Quote:
Originally Posted by rewboss
I think it would be more worrying to have dictionaries under government control (directly or indirectly). Totalitarian governments sometimes try to control how language is used, because in doing so they think they can control how people think. This was taken to its logical conclusion in George Orwell's novel Nineteen Eighty-Four, where the government was planning to change the language so that people would be unable to talk about certain subjects because they didn't have the words for them. |
OK, it would all depend on your interpretation of 'indirectly'; however, we still make a difference between a dictionary and a list or inventory, so we don't include 'fimbling sensation' after some TV characters in a children TV series (if small children understand it and use it is language, isn't it?) We don't include Mcjob neither; we have a well-developed swearing words system in Spanish. A comedian may coin a similar term and it may catch up and become popular, for a while, but that's all. In a few years' time, if you came across that expression in a book, a footnote would tell you about the meaning conveyed and the nuances implied.

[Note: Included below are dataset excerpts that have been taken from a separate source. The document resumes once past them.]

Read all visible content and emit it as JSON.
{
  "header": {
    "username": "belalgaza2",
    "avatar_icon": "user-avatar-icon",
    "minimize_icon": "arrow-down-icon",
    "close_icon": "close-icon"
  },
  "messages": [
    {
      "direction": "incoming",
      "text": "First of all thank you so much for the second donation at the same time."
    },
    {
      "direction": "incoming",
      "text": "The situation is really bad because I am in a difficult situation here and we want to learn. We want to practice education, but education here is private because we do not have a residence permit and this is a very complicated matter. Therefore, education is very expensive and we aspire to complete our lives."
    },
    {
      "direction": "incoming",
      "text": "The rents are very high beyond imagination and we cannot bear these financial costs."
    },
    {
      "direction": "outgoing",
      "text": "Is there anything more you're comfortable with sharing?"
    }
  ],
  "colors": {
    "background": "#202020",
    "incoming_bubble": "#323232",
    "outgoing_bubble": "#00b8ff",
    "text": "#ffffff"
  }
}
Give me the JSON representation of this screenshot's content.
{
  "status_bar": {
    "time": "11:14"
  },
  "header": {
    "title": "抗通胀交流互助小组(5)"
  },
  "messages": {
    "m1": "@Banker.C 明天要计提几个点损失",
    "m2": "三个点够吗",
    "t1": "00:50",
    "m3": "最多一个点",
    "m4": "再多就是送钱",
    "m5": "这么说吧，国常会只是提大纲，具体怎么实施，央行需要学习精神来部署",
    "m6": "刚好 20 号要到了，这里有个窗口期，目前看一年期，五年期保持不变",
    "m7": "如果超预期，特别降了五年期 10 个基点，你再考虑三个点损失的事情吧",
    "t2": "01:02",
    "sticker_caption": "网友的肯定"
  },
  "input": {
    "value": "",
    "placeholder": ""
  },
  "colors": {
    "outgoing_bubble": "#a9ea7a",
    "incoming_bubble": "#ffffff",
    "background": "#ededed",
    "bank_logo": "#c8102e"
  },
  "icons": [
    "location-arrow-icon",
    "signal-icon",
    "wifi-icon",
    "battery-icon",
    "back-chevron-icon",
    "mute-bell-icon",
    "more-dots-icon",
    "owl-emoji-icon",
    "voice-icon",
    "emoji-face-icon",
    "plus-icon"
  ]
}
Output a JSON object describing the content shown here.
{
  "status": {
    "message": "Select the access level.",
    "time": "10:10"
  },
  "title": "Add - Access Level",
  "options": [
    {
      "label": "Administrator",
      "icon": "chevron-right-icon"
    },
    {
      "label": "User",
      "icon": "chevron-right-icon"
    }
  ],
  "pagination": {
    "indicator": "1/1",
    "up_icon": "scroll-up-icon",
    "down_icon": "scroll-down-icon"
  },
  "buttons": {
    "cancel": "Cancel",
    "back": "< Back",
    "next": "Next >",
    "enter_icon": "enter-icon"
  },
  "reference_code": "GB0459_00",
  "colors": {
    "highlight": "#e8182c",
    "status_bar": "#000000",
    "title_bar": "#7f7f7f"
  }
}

I don't really want to read between the lines in your reference to totalitarian governments, and I don't really know whether by totalitarian you just mean 'dictatorships' or you also include those governments which try to impose their culture and habits on migrants -by means of forcing them to pass a test to get citizenship, for instance-. Politics is one thng but people are not that gullible. 'You can take a horse to the river, but you can't make it drink.'
Finally, with all due respect, I find your reference to Orwell's 1984 a bit childish -no offence meant-. I seem to remember it was by means of altering history. Personally, I liked 'Coming Up for Air' much more.